Comme il est impossible de ne pas être séduit par Grofield, il est vain de ne pas succomber au swing de The Score, qui est un livre qu'on ne peut littéralement plus lâcher une fois qu'on l'a commencé. Qu'importe alors, en vérité, qu'il soit moins sophistiqué, renversant, ou plus linéaire, classique, que The Hunter ou The Outfit, c'est un "page-turner" imparable, divertissant, euphorisant. Et si on peut en sortir un peu frustré, c'est sans doute la meilleure preuve de sa réussite. Quand on en veut plus, n'est-ce pas le signe qu'on a été complètement happé ?
*
La partie strictement graphique de The Score réserve une autre surprise (que ne révèle pas les scans de planches que j'ai pu trouvés et avec lesquels j'ai illustrés cet article) puisqu'en plus du  noir et blanc, Cooke a abandonné le bleu qui les accompagnés par de l'orange. C'est de prime abord déroutant là encore, mais cela se justifie par le fait que la majeure partie de l'action se déroule en journée, dans une région ensoleillée, et où la chaleur joue un rôle important (notamment sur les nerfs des protagonistes). Les effets qui en sont tirés sont intelligemment exploités, notamment quand la situation dégénère et qu'une série d'explosions va illuminer le théâtre des opérations (je reste allusif pour ne pas gâcher la surprise...).

Par ailleurs, encore plus que dans les deux tomes précédents, le lecteur pourra se régaler avec la représentation des années 50 que livre Cooke : on s'y croirait tant la précision avec laquelle il dessine les accessoires, les véhicules, les vêtements, les décors d'époque est impressionnante de réalisme.

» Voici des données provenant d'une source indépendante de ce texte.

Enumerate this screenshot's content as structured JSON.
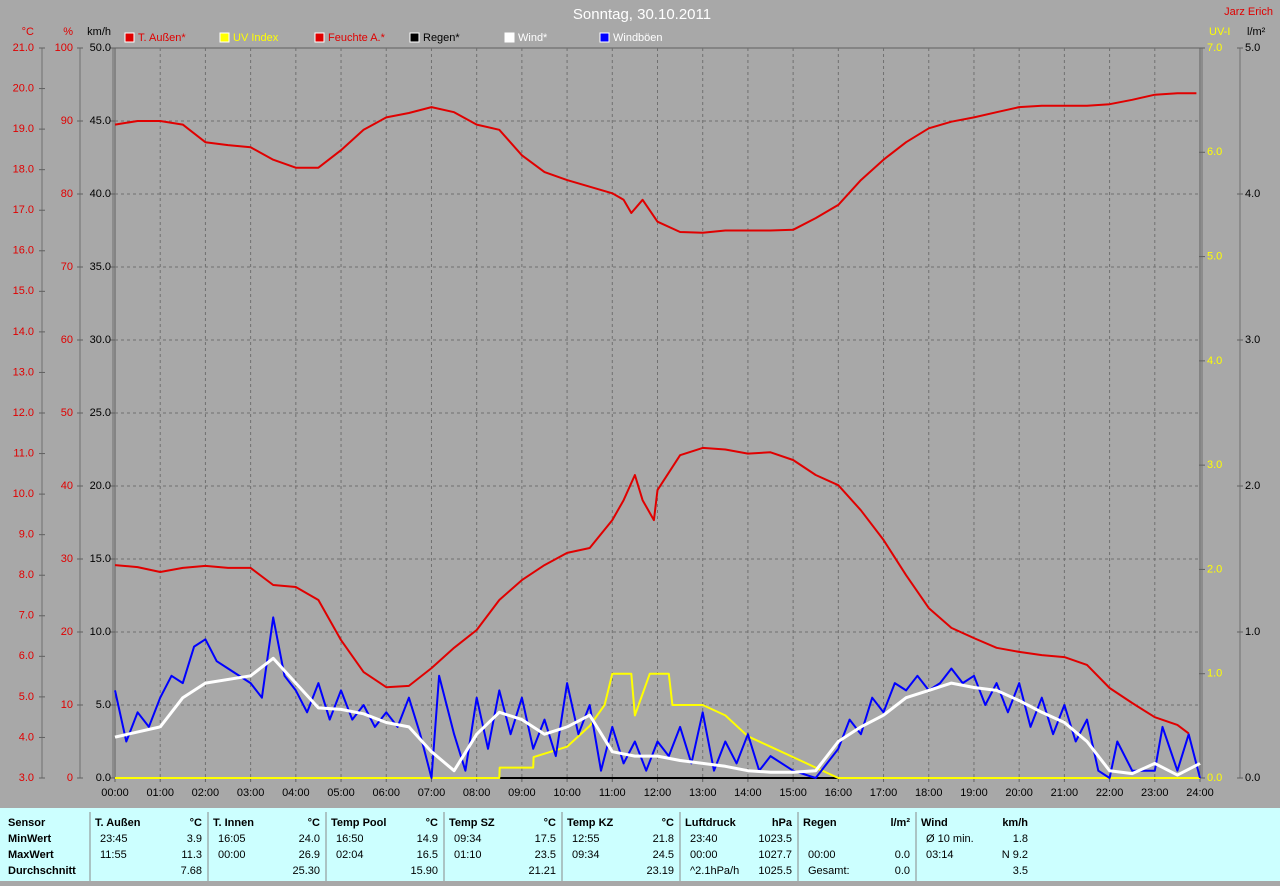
{
  "chart_data": {
    "type": "line",
    "title": "Sonntag, 30.10.2011",
    "author": "Jarz Erich",
    "xlim": [
      0,
      24
    ],
    "xticks": [
      {
        "value": 0,
        "label": "00:00"
      },
      {
        "value": 1,
        "label": "01:00"
      },
      {
        "value": 2,
        "label": "02:00"
      },
      {
        "value": 3,
        "label": "03:00"
      },
      {
        "value": 4,
        "label": "04:00"
      },
      {
        "value": 5,
        "label": "05:00"
      },
      {
        "value": 6,
        "label": "06:00"
      },
      {
        "value": 7,
        "label": "07:00"
      },
      {
        "value": 8,
        "label": "08:00"
      },
      {
        "value": 9,
        "label": "09:00"
      },
      {
        "value": 10,
        "label": "10:00"
      },
      {
        "value": 11,
        "label": "11:00"
      },
      {
        "value": 12,
        "label": "12:00"
      },
      {
        "value": 13,
        "label": "13:00"
      },
      {
        "value": 14,
        "label": "14:00"
      },
      {
        "value": 15,
        "label": "15:00"
      },
      {
        "value": 16,
        "label": "16:00"
      },
      {
        "value": 17,
        "label": "17:00"
      },
      {
        "value": 18,
        "label": "18:00"
      },
      {
        "value": 19,
        "label": "19:00"
      },
      {
        "value": 20,
        "label": "20:00"
      },
      {
        "value": 21,
        "label": "21:00"
      },
      {
        "value": 22,
        "label": "22:00"
      },
      {
        "value": 23,
        "label": "23:00"
      },
      {
        "value": 24,
        "label": "24:00"
      }
    ],
    "grid": true,
    "axes": [
      {
        "label": "°C",
        "color": "#e00000",
        "lim": [
          3,
          21
        ],
        "ticks": [
          {
            "value": 3,
            "label": "3.0"
          },
          {
            "value": 4,
            "label": "4.0"
          },
          {
            "value": 5,
            "label": "5.0"
          },
          {
            "value": 6,
            "label": "6.0"
          },
          {
            "value": 7,
            "label": "7.0"
          },
          {
            "value": 8,
            "label": "8.0"
          },
          {
            "value": 9,
            "label": "9.0"
          },
          {
            "value": 10,
            "label": "10.0"
          },
          {
            "value": 11,
            "label": "11.0"
          },
          {
            "value": 12,
            "label": "12.0"
          },
          {
            "value": 13,
            "label": "13.0"
          },
          {
            "value": 14,
            "label": "14.0"
          },
          {
            "value": 15,
            "label": "15.0"
          },
          {
            "value": 16,
            "label": "16.0"
          },
          {
            "value": 17,
            "label": "17.0"
          },
          {
            "value": 18,
            "label": "18.0"
          },
          {
            "value": 19,
            "label": "19.0"
          },
          {
            "value": 20,
            "label": "20.0"
          },
          {
            "value": 21,
            "label": "21.0"
          }
        ]
      },
      {
        "label": "%",
        "color": "#e00000",
        "lim": [
          0,
          100
        ],
        "ticks": [
          0,
          10,
          20,
          30,
          40,
          50,
          60,
          70,
          80,
          90,
          100
        ]
      },
      {
        "label": "km/h",
        "color": "#000000",
        "lim": [
          0,
          50
        ],
        "ticks": [
          {
            "value": 0,
            "label": "0.0"
          },
          {
            "value": 5,
            "label": "5.0"
          },
          {
            "value": 10,
            "label": "10.0"
          },
          {
            "value": 15,
            "label": "15.0"
          },
          {
            "value": 20,
            "label": "20.0"
          },
          {
            "value": 25,
            "label": "25.0"
          },
          {
            "value": 30,
            "label": "30.0"
          },
          {
            "value": 35,
            "label": "35.0"
          },
          {
            "value": 40,
            "label": "40.0"
          },
          {
            "value": 45,
            "label": "45.0"
          },
          {
            "value": 50,
            "label": "50.0"
          }
        ]
      },
      {
        "label": "UV-I",
        "color": "#ffff00",
        "lim": [
          0,
          7
        ],
        "ticks": [
          {
            "value": 0,
            "label": "0.0"
          },
          {
            "value": 1,
            "label": "1.0"
          },
          {
            "value": 2,
            "label": "2.0"
          },
          {
            "value": 3,
            "label": "3.0"
          },
          {
            "value": 4,
            "label": "4.0"
          },
          {
            "value": 5,
            "label": "5.0"
          },
          {
            "value": 6,
            "label": "6.0"
          },
          {
            "value": 7,
            "label": "7.0"
          }
        ]
      },
      {
        "label": "l/m²",
        "color": "#000000",
        "lim": [
          0,
          5
        ],
        "ticks": [
          {
            "value": 0,
            "label": "0.0"
          },
          {
            "value": 1,
            "label": "1.0"
          },
          {
            "value": 2,
            "label": "2.0"
          },
          {
            "value": 3,
            "label": "3.0"
          },
          {
            "value": 4,
            "label": "4.0"
          },
          {
            "value": 5,
            "label": "5.0"
          }
        ]
      }
    ],
    "series": [
      {
        "name": "T. Außen*",
        "color": "#e00000",
        "axis": 0,
        "x": [
          0,
          0.5,
          1,
          1.5,
          2,
          2.5,
          3,
          3.5,
          4,
          4.5,
          5,
          5.5,
          6,
          6.5,
          7,
          7.5,
          8,
          8.5,
          9,
          9.5,
          10,
          10.5,
          11,
          11.25,
          11.5,
          11.67,
          11.92,
          12,
          12.5,
          13,
          13.5,
          14,
          14.5,
          15,
          15.5,
          16,
          16.5,
          17,
          17.5,
          18,
          18.5,
          19,
          19.5,
          20,
          20.5,
          21,
          21.5,
          22,
          22.5,
          23,
          23.5,
          23.75
        ],
        "values": [
          8.25,
          8.2,
          8.08,
          8.18,
          8.23,
          8.18,
          8.18,
          7.76,
          7.71,
          7.39,
          6.4,
          5.61,
          5.24,
          5.27,
          5.71,
          6.21,
          6.65,
          7.39,
          7.88,
          8.25,
          8.55,
          8.67,
          9.36,
          9.85,
          10.47,
          9.85,
          9.36,
          10.1,
          10.96,
          11.14,
          11.1,
          11.0,
          11.03,
          10.84,
          10.47,
          10.22,
          9.6,
          8.87,
          8.0,
          7.19,
          6.7,
          6.45,
          6.21,
          6.11,
          6.03,
          5.98,
          5.79,
          5.22,
          4.85,
          4.5,
          4.31,
          4.1
        ]
      },
      {
        "name": "UV Index",
        "color": "#ffff00",
        "axis": 3,
        "x": [
          0,
          8.5,
          8.51,
          9.25,
          9.26,
          10,
          10.5,
          10.83,
          11,
          11.42,
          11.5,
          11.83,
          12.25,
          12.33,
          13,
          13.5,
          14,
          14.5,
          15,
          15.5,
          16,
          24
        ],
        "values": [
          0,
          0,
          0.1,
          0.1,
          0.2,
          0.3,
          0.5,
          0.7,
          1.0,
          1.0,
          0.6,
          1.0,
          1.0,
          0.7,
          0.7,
          0.6,
          0.4,
          0.3,
          0.2,
          0.1,
          0,
          0
        ]
      },
      {
        "name": "Feuchte A.*",
        "color": "#e00000",
        "axis": 1,
        "x": [
          0,
          0.5,
          1,
          1.5,
          2,
          2.5,
          3,
          3.5,
          4,
          4.5,
          5,
          5.5,
          6,
          6.5,
          7,
          7.5,
          8,
          8.5,
          9,
          9.5,
          10,
          10.5,
          11,
          11.25,
          11.42,
          11.67,
          12,
          12.5,
          13,
          13.5,
          14,
          14.5,
          15,
          15.5,
          16,
          16.5,
          17,
          17.5,
          18,
          18.5,
          19,
          19.5,
          20,
          20.5,
          21,
          21.5,
          22,
          22.5,
          23,
          23.5,
          23.92
        ],
        "values": [
          89.5,
          90,
          90,
          89.5,
          87.1,
          86.7,
          86.4,
          84.7,
          83.6,
          83.6,
          86,
          88.8,
          90.5,
          91.1,
          91.9,
          91.2,
          89.5,
          88.8,
          85.3,
          83.0,
          81.9,
          81,
          80.1,
          79.2,
          77.4,
          79.2,
          76.2,
          74.8,
          74.7,
          75,
          75,
          75,
          75.1,
          76.7,
          78.5,
          81.9,
          84.7,
          87.1,
          89,
          89.9,
          90.5,
          91.2,
          91.9,
          92.1,
          92.1,
          92.1,
          92.3,
          92.9,
          93.6,
          93.8,
          93.8
        ]
      },
      {
        "name": "Regen*",
        "color": "#000000",
        "axis": 4,
        "x": [
          0,
          24
        ],
        "values": [
          0,
          0
        ]
      },
      {
        "name": "Wind*",
        "color": "#ffffff",
        "axis": 2,
        "x": [
          0,
          1,
          1.5,
          2,
          3,
          3.5,
          4,
          4.5,
          5,
          5.5,
          6,
          6.5,
          7,
          7.5,
          8,
          8.5,
          9,
          9.5,
          10,
          10.5,
          11,
          11.5,
          12,
          12.5,
          13,
          13.5,
          14,
          14.5,
          15,
          15.5,
          16,
          16.5,
          17,
          17.5,
          18,
          18.5,
          19,
          19.5,
          20,
          20.5,
          21,
          21.5,
          22,
          22.5,
          23,
          23.5,
          24
        ],
        "values": [
          2.8,
          3.5,
          5.5,
          6.5,
          7.0,
          8.2,
          6.5,
          4.8,
          4.7,
          4.4,
          3.8,
          3.5,
          1.8,
          0.5,
          3.0,
          4.5,
          4.0,
          3.0,
          3.5,
          4.3,
          1.8,
          1.5,
          1.5,
          1.2,
          1.0,
          0.8,
          0.5,
          0.4,
          0.4,
          0.5,
          2.5,
          3.5,
          4.3,
          5.5,
          6.0,
          6.5,
          6.2,
          6.0,
          5.3,
          4.5,
          3.8,
          2.5,
          0.5,
          0.3,
          1.0,
          0.2,
          1.0
        ]
      },
      {
        "name": "Windböen",
        "color": "#0000ff",
        "axis": 2,
        "x": [
          0,
          0.25,
          0.5,
          0.75,
          1,
          1.25,
          1.5,
          1.75,
          2,
          2.25,
          2.5,
          3,
          3.25,
          3.5,
          3.75,
          4,
          4.25,
          4.5,
          4.75,
          5,
          5.25,
          5.5,
          5.75,
          6,
          6.25,
          6.5,
          6.75,
          7,
          7.17,
          7.5,
          7.75,
          8,
          8.25,
          8.5,
          8.75,
          9,
          9.25,
          9.5,
          9.75,
          10,
          10.25,
          10.5,
          10.75,
          11,
          11.25,
          11.5,
          11.75,
          12,
          12.25,
          12.5,
          12.75,
          13,
          13.25,
          13.5,
          13.75,
          14,
          14.25,
          14.5,
          15,
          15.5,
          16,
          16.25,
          16.5,
          16.75,
          17,
          17.25,
          17.5,
          17.75,
          18,
          18.25,
          18.5,
          18.75,
          19,
          19.25,
          19.5,
          19.75,
          20,
          20.25,
          20.5,
          20.75,
          21,
          21.25,
          21.5,
          21.75,
          22,
          22.17,
          22.5,
          23,
          23.17,
          23.5,
          23.75,
          24
        ],
        "values": [
          6.0,
          2.5,
          4.5,
          3.5,
          5.5,
          7.0,
          6.5,
          9.0,
          9.5,
          8.0,
          7.5,
          6.5,
          5.5,
          11.0,
          7.0,
          6.0,
          4.5,
          6.5,
          4.0,
          6.0,
          4.0,
          5.0,
          3.5,
          4.5,
          3.5,
          5.5,
          3.0,
          0.0,
          7.0,
          3.0,
          0.5,
          5.5,
          2.0,
          6.0,
          3.0,
          5.5,
          2.0,
          4.0,
          1.5,
          6.5,
          3.0,
          5.0,
          0.5,
          3.5,
          1.0,
          2.5,
          0.5,
          2.5,
          1.5,
          3.5,
          1.0,
          4.5,
          0.5,
          2.5,
          1.0,
          3.0,
          0.5,
          1.5,
          0.5,
          0.0,
          2.0,
          4.0,
          3.0,
          5.5,
          4.5,
          6.5,
          6.0,
          7.0,
          6.0,
          6.5,
          7.5,
          6.5,
          7.0,
          5.0,
          6.5,
          4.5,
          6.5,
          3.5,
          5.5,
          3.0,
          5.0,
          2.5,
          4.0,
          0.5,
          0.0,
          2.5,
          0.5,
          0.5,
          3.5,
          0.5,
          3.0,
          0.0
        ]
      }
    ]
  },
  "stats_table": {
    "row_labels": [
      "Sensor",
      "MinWert",
      "MaxWert",
      "Durchschnitt"
    ],
    "sections": [
      {
        "name": "T. Außen",
        "unit": "°C",
        "rows": [
          {
            "time": "23:45",
            "value": "3.9"
          },
          {
            "time": "11:55",
            "value": "11.3"
          },
          {
            "value": "7.68"
          }
        ]
      },
      {
        "name": "T. Innen",
        "unit": "°C",
        "rows": [
          {
            "time": "16:05",
            "value": "24.0"
          },
          {
            "time": "00:00",
            "value": "26.9"
          },
          {
            "value": "25.30"
          }
        ]
      },
      {
        "name": "Temp Pool",
        "unit": "°C",
        "rows": [
          {
            "time": "16:50",
            "value": "14.9"
          },
          {
            "time": "02:04",
            "value": "16.5"
          },
          {
            "value": "15.90"
          }
        ]
      },
      {
        "name": "Temp SZ",
        "unit": "°C",
        "rows": [
          {
            "time": "09:34",
            "value": "17.5"
          },
          {
            "time": "01:10",
            "value": "23.5"
          },
          {
            "value": "21.21"
          }
        ]
      },
      {
        "name": "Temp KZ",
        "unit": "°C",
        "rows": [
          {
            "time": "12:55",
            "value": "21.8"
          },
          {
            "time": "09:34",
            "value": "24.5"
          },
          {
            "value": "23.19"
          }
        ]
      },
      {
        "name": "Luftdruck",
        "unit": "hPa",
        "rows": [
          {
            "time": "23:40",
            "value": "1023.5"
          },
          {
            "time": "00:00",
            "value": "1027.7"
          },
          {
            "time": "^2.1hPa/h",
            "value": "1025.5"
          }
        ]
      },
      {
        "name": "Regen",
        "unit": "l/m²",
        "rows": [
          null,
          {
            "time": "00:00",
            "value": "0.0"
          },
          {
            "time": "Gesamt:",
            "value": "0.0"
          }
        ]
      },
      {
        "name": "Wind",
        "unit": "km/h",
        "rows": [
          {
            "time": "Ø 10 min.",
            "value": "1.8"
          },
          {
            "time": "03:14",
            "value": "N 9.2"
          },
          {
            "value": "3.5"
          }
        ]
      }
    ]
  }
}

Un détail par-ci (le réveil Travelux), une référence cinéphile par-là (l'affiche du film Un monde fou, fou, fou de Stanley Kramer - qui raconte comment un gangster avant de mourir révèle à un groupe de personnes qu'il a caché un magot, déclenchant une folle course-poursuite), le nom d'une compagnie de téléphone, les imprimés sur les rideaux, les stations-services Ekonomee... Et aussi bien sûr les somptueuses tenues et coiffures des femmes !
Jean, la maîtresse d'Edgars.

Mais tout cela ne serait que joli si ce n'était pas surtout si bien conduit dans l'art séquentiel. Si vous ignorez qu'il s'agit d'une adaptation d'un roman, c'est impossible de le deviner, la transposition étant si raffinée, subtile qu'elle est indécelable. Ce n'est pas un roman mis en images, mais une vraie bande dessinée dont l'auteur exploite parfaitement le langage qui lui est propre. Pas de pavé de texte indigeste, pas de dialogue ampoulé, d'attitude forcée, mais une fluidité diabolique pour passer de l'action au dialogue, pour ménager le tempo entre nervosité et calme : magistral comme une leçon de storytelling prodiguée par un grand maître.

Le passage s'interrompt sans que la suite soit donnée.